Dissenting Opinion, Case No.24714 State of West Virginia v. Helen Morris

No. 24714 -- State of West Virginia v. Helen Morris, a.k.a. Helen King

Starcher, J., dissenting:

        In State v. Hopkins, 192 W.Va. 483, 453 S.E.2d 317 (1994), this Court held that prior shoplifting convictions are elements of the crime of third-offense shoplifting, and are therefore admissible before the jury. I am in full agreement with Justice Cleckley when he said, in his dissent to Hopkins, "I think this case is wrong." 192 W.Va. at 495, 453 S.E.2d at 329 (Cleckley, J., concurring in part and dissenting in part). The majority opinion, in following Hopkins, is also wrong in the present case.

        The majority opinion in this case and in Hopkins simply ignores Rule 404(b) of the West Virginia Rules of Evidence.See footnote 1 1 It is undeniable that a jury will be more inclined to convict once they hear that a defendant has previously been convicted of similar conduct. Rule 404(b) was designed to keep such evidence of other crimes away from a jury, thus focusing the jury on the proper question: did the defendant commit the crime with which he is currently charged? Whether a defendant was previously convicted of similar conduct goes to the defendant's penalty; this evidence should not be admissible to show that "if he did it before, he must have done it this time."

        As Justice Cleckley cogently stated in Hopkins, "prior convictions are not elements of the current charge; they are elements of penalty enhancement." Hopkins, 192 W.Va. at 496, 453 S.E.2d at 330. Therefore, the trial in second- or third-offense shoplifting cases should be bifurcated, and evidence of prior convictions should only be admitted into evidence if and after guilt has been found on the underlying offense.

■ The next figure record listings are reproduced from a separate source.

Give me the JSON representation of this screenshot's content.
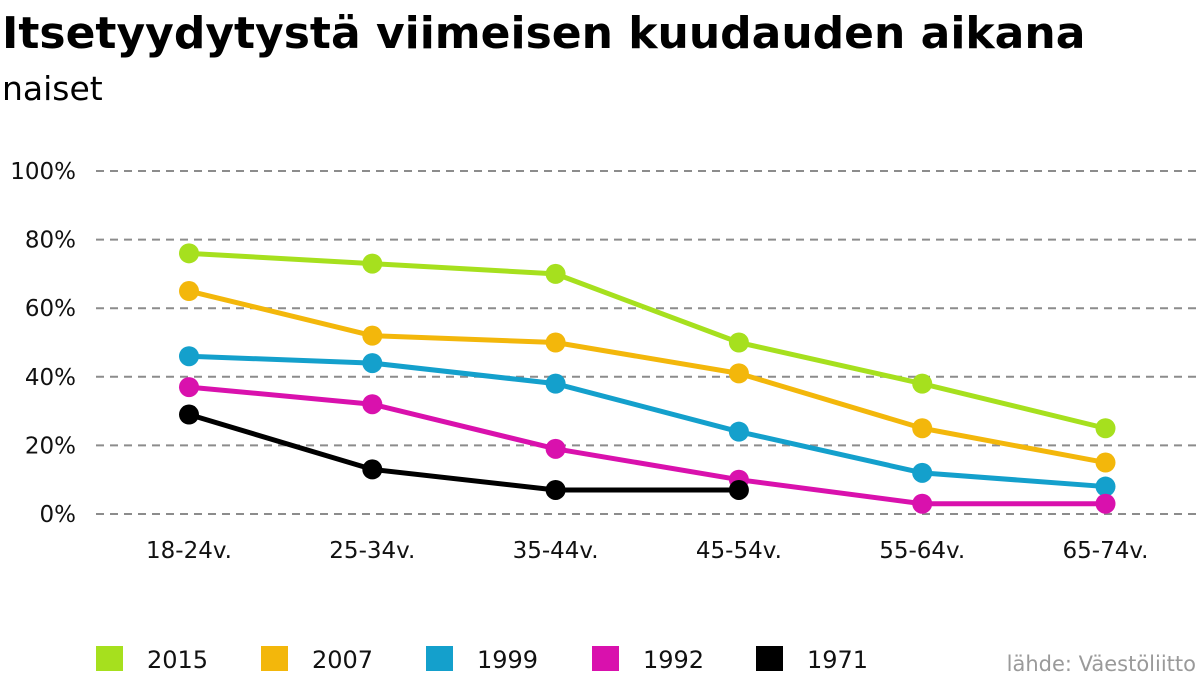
{
  "chart_data": {
    "type": "line",
    "title": "Itsetyydytystä viimeisen kuudauden aikana",
    "subtitle": "naiset",
    "categories": [
      "18-24v.",
      "25-34v.",
      "35-44v.",
      "45-54v.",
      "55-64v.",
      "65-74v."
    ],
    "ylim": [
      0,
      100
    ],
    "y_ticks": [
      0,
      20,
      40,
      60,
      80,
      100
    ],
    "y_tick_labels": [
      "0%",
      "20%",
      "40%",
      "60%",
      "80%",
      "100%"
    ],
    "grid": true,
    "legend_position": "bottom",
    "series": [
      {
        "name": "2015",
        "color": "#a6e01e",
        "values": [
          76,
          73,
          70,
          50,
          38,
          25
        ]
      },
      {
        "name": "2007",
        "color": "#f3b70b",
        "values": [
          65,
          52,
          50,
          41,
          25,
          15
        ]
      },
      {
        "name": "1999",
        "color": "#14a0cc",
        "values": [
          46,
          44,
          38,
          24,
          12,
          8
        ]
      },
      {
        "name": "1992",
        "color": "#d911ad",
        "values": [
          37,
          32,
          19,
          10,
          3,
          3
        ]
      },
      {
        "name": "1971",
        "color": "#000000",
        "values": [
          29,
          13,
          7,
          7,
          null,
          null
        ]
      }
    ],
    "source": "lähde: Väestöliitto"
  }
}
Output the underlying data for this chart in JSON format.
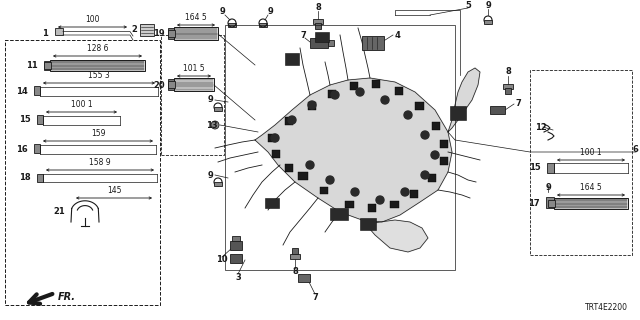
{
  "bg_color": "#ffffff",
  "lc": "#1a1a1a",
  "diagram_code": "TRT4E2200",
  "fig_w": 6.4,
  "fig_h": 3.2,
  "dpi": 100
}
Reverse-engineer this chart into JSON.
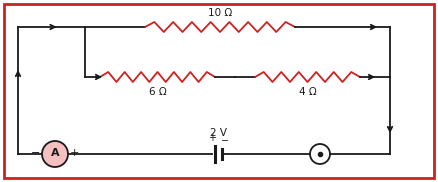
{
  "bg_color": "#ffffff",
  "border_color": "#cc2222",
  "wire_color": "#1a1a1a",
  "resistor_color": "#cc2222",
  "ammeter_fill": "#f5c0c0",
  "top_resistor_label": "10 Ω",
  "mid_left_resistor_label": "6 Ω",
  "mid_right_resistor_label": "4 Ω",
  "battery_label": "2 V",
  "fig_width": 4.38,
  "fig_height": 1.82
}
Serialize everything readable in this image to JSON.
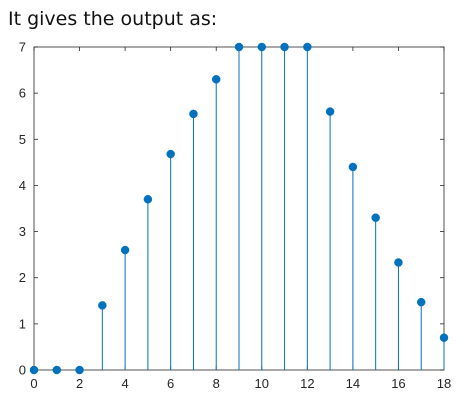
{
  "caption": "It gives the output as:",
  "chart_data": {
    "type": "stem",
    "x": [
      0,
      1,
      2,
      3,
      4,
      5,
      6,
      7,
      8,
      9,
      10,
      11,
      12,
      13,
      14,
      15,
      16,
      17,
      18
    ],
    "y": [
      0,
      0,
      0,
      1.4,
      2.6,
      3.7,
      4.68,
      5.55,
      6.3,
      7,
      7,
      7,
      7,
      5.6,
      4.4,
      3.3,
      2.33,
      1.47,
      0.7
    ],
    "xlim": [
      0,
      18
    ],
    "ylim": [
      0,
      7
    ],
    "xticks": [
      0,
      2,
      4,
      6,
      8,
      10,
      12,
      14,
      16,
      18
    ],
    "yticks": [
      0,
      1,
      2,
      3,
      4,
      5,
      6,
      7
    ],
    "grid": false,
    "color": "#0072bd"
  }
}
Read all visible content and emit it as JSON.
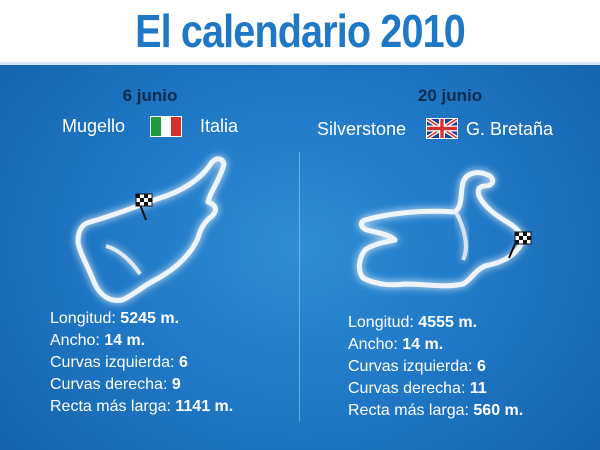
{
  "title": "El calendario 2010",
  "colors": {
    "background": "#1f78c6",
    "title": "#1f78c6",
    "date": "#0d2b4d"
  },
  "races": [
    {
      "date": "6 junio",
      "circuit": "Mugello",
      "country": "Italia",
      "flag_icon": "italy-flag-icon",
      "stats": [
        {
          "label": "Longitud:",
          "value": "5245 m."
        },
        {
          "label": "Ancho:",
          "value": "14 m."
        },
        {
          "label": "Curvas izquierda:",
          "value": "6"
        },
        {
          "label": "Curvas derecha:",
          "value": "9"
        },
        {
          "label": "Recta más larga:",
          "value": "1141 m."
        }
      ]
    },
    {
      "date": "20 junio",
      "circuit": "Silverstone",
      "country": "G. Bretaña",
      "flag_icon": "united-kingdom-flag-icon",
      "stats": [
        {
          "label": "Longitud:",
          "value": "4555 m."
        },
        {
          "label": "Ancho:",
          "value": "14 m."
        },
        {
          "label": "Curvas izquierda:",
          "value": "6"
        },
        {
          "label": "Curvas derecha:",
          "value": "11"
        },
        {
          "label": "Recta más larga:",
          "value": "560 m."
        }
      ]
    }
  ]
}
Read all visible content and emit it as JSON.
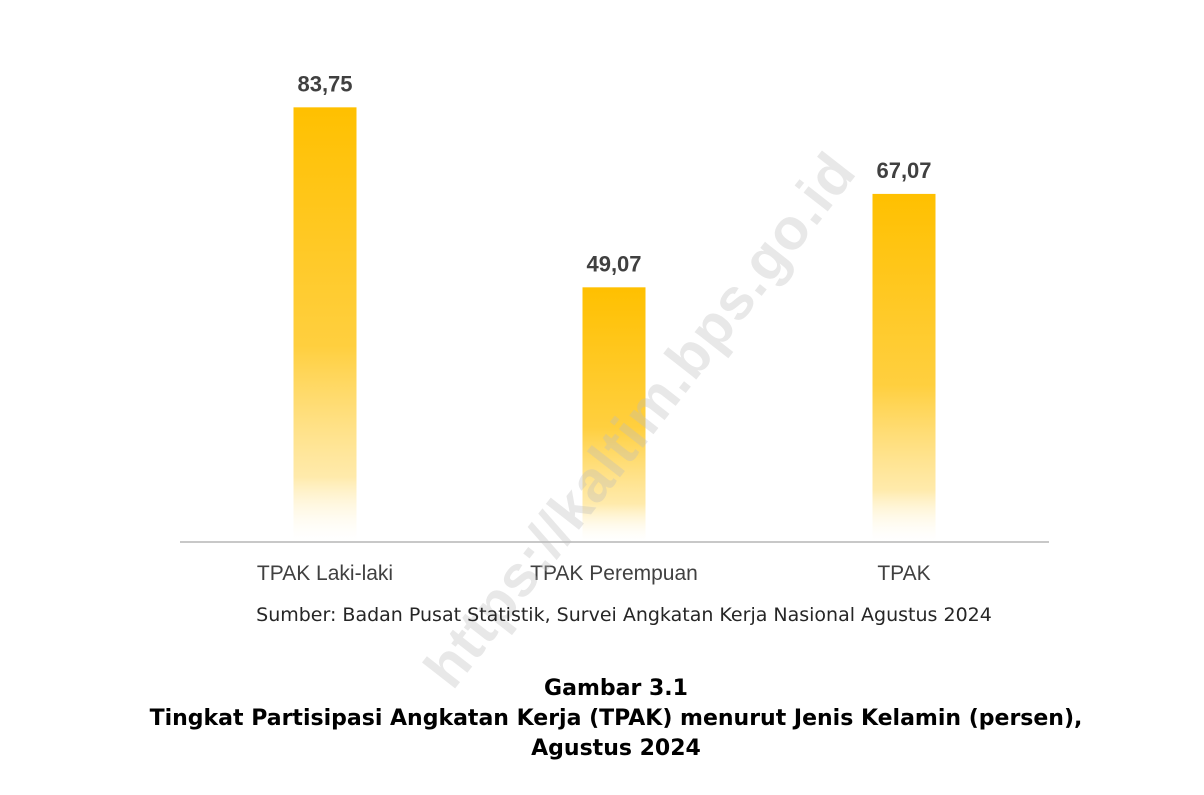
{
  "chart_data": {
    "type": "bar",
    "categories": [
      "TPAK Laki-laki",
      "TPAK Perempuan",
      "TPAK"
    ],
    "values": [
      83.75,
      49.07,
      67.07
    ],
    "value_labels": [
      "83,75",
      "49,07",
      "67,07"
    ],
    "title": "",
    "xlabel": "",
    "ylabel": "",
    "ylim": [
      0,
      100
    ],
    "grid": false,
    "legend": "none",
    "bar_color": "#FFC000"
  },
  "source_text": "Sumber: Badan Pusat Statistik, Survei Angkatan Kerja Nasional Agustus 2024",
  "caption": {
    "line1": "Gambar 3.1",
    "line2": "Tingkat Partisipasi Angkatan Kerja (TPAK) menurut Jenis Kelamin (persen),",
    "line3": "Agustus 2024"
  },
  "watermark": "https://kaltim.bps.go.id"
}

        In footnote 1, the majority opinion suggests that because Hopkins was "decided just four years ago," this Court is bound by stare decisis and cannot revisit and overrule Hopkins. The binding effect of a judicial opinion on future generations should not be based on the number of years that have passed since the opinion was issued by a Court, but rather should be found in the strength of the Court's reasoning in the opinion, and the fairness of its result.

        Because Hopkins reached an unfair result, and because its holding was "a torture of sound legal reasoning," Id., I would overrule that opinion and grant the defendant in this case a new trial. I am confident that the unfair approach adhered to in Hopkins cannot stand continued scrutiny. I therefore urge the bar to continue to present similar bifurcation issues to this Court, so that we will have ample occasion to consider the issue and examine its fundamental unfairness.
        I therefore respectfully dissent.

Footnote: 1     1 Rule 404(b) was similarly given short shrift in State v. Cozart, 177 W.Va. 400, 352 S.E.2d 152 (1986). In footnote 1 of Cozart, this Court held that previous convictions of driving under the influence of alcohol are admissible to show the defendant is currently guilty of a third offense of driving under the influence of alcohol.